IPPF – Practice Guide. Developing the. IT Audit Plan. Global Technology Audit Guide (GTAG) Written in straightforward business language to address a timely. GTAG series serves as a ready resource for chief audit executives on . IT Audit Plan Development Process. . 5. PErforming A riSk ASSESSmEnt. Start studying GTAG Developing the IT Audit Plan: Glossary. Learn vocabulary, terms, and more with flashcards, games, and other study tools.

Author: Mikadal Gogal
Country: Paraguay
Language: English (Spanish)
Genre: Literature
Published (Last): 18 August 2014
Pages: 52
PDF File Size: 17.62 Mb
ePub File Size: 20.71 Mb
ISBN: 448-2-31138-654-5
Downloads: 15286
Price: Free* [*Free Regsitration Required]
Uploader: Kejin

Back Establish and maintain the audit plan for the audit program.

This Control directly supports the implied Control s: Assess the quality of the audit program in regards to its documentation.
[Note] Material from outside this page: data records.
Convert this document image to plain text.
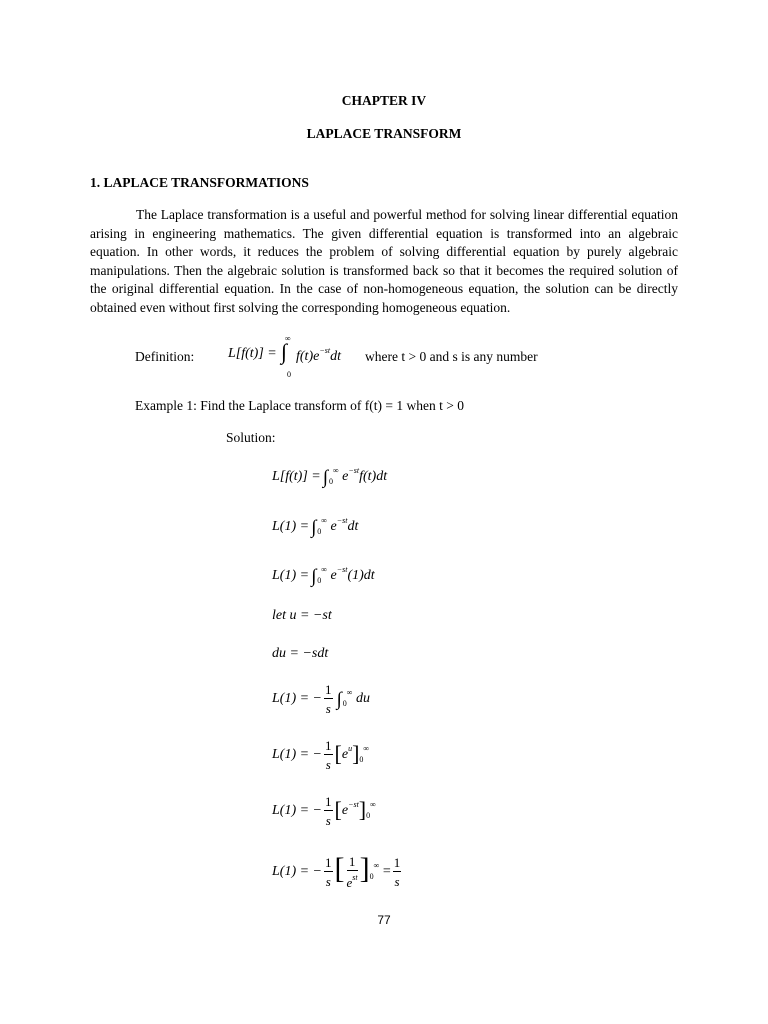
CHAPTER IV
LAPLACE TRANSFORM
1. LAPLACE TRANSFORMATIONS
The Laplace transformation is a useful and powerful method for solving linear differential equation arising in engineering mathematics. The given differential equation is transformed into an algebraic equation. In other words, it reduces the problem of solving differential equation by purely algebraic manipulations. Then the algebraic solution is transformed back so that it becomes the required solution of the original differential equation. In the case of non-homogeneous equation, the solution can be directly obtained even without first solving the corresponding homogeneous equation.
Definition: L[f(t)] =
∞
∫
0
$f(t)e^{-st}dt$ where t > 0 and s is any number
Example 1: Find the Laplace transform of f(t) = 1 when t > 0
Solution:
$L[f(t)] = \int_0^\infty$ $e^{-st}f(t)dt$
$L(1) = \int_0^\infty$ $e^{-st}dt$
$L(1) = \int_0^\infty$ $e^{-st}(1)dt$
let u = −st
du = −sdt
L(1) = − $\frac{1}{s} \int_0^\infty$ du
L(1) = − $\frac{1}{s} [e^u]_0^\infty$
L(1) = − $\frac{1}{s} [e^{-st}]_0^\infty$
L(1) = − $\frac{1}{s}$ [ $\frac{1}{e^{st}} ]_0^\infty = \frac{1}{s}$
77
There are no implementation support Controls.

The internal audit plan should be based on the risk assessment and be approved by the audit committee. The developung plan must be developed based on audit materiality. Audit planning must be updated by the external auditors on a timely basis by assessing improvements in internal controls when changes have occurred or when material weaknesses or control deficiencies are identified.


ITGC – Wikiwand

The audit frequency should be commensurate with the criticality and risk of the IT system or process. International Convergence of Capital Measurement and Capital Standards – A Revised Framework Tin smelters and tungsten smelters initial audits will cover the period from 1 year before the audit.

Specification, Not all audit areas should be reviewed during each audit cycle. The frequency of the audit is based on the likelihood and the impact of risk occurrence in relation to the objectives of the organization.

Developing the IT Audit Plan Organizations or private companies that are not required to comply with Sarbanes-Oxley or other regulations or legislation may wish to develop an audit plan covering the IT universe over two or three years. Management of IT Auditing Auditing periodically is necessary for evaluating the design and effectiveness of the identity and access management IAM system. The frequency of the auditing should be determined during the annual audit planning process arising from the internal audit’s annual risk assessment.


Selecting auditors and conducting the audits must be objective and impartial, and auditors must not audit their own work. If the auditor is performing test procedures that contradict the reason for which the test was based, the auditor should modify the audit procedures that were planned to be executed.

App A Objective 2: App A Objective 6: The audit plan should cover at least 12 months and be approved annually by the audit committee.

The frequency of audits should be based on the results of risk assessments. Pg 11, Exam Tier I Obj 8. Whether internal auditors have expertise or training in funds transfer operations and controls.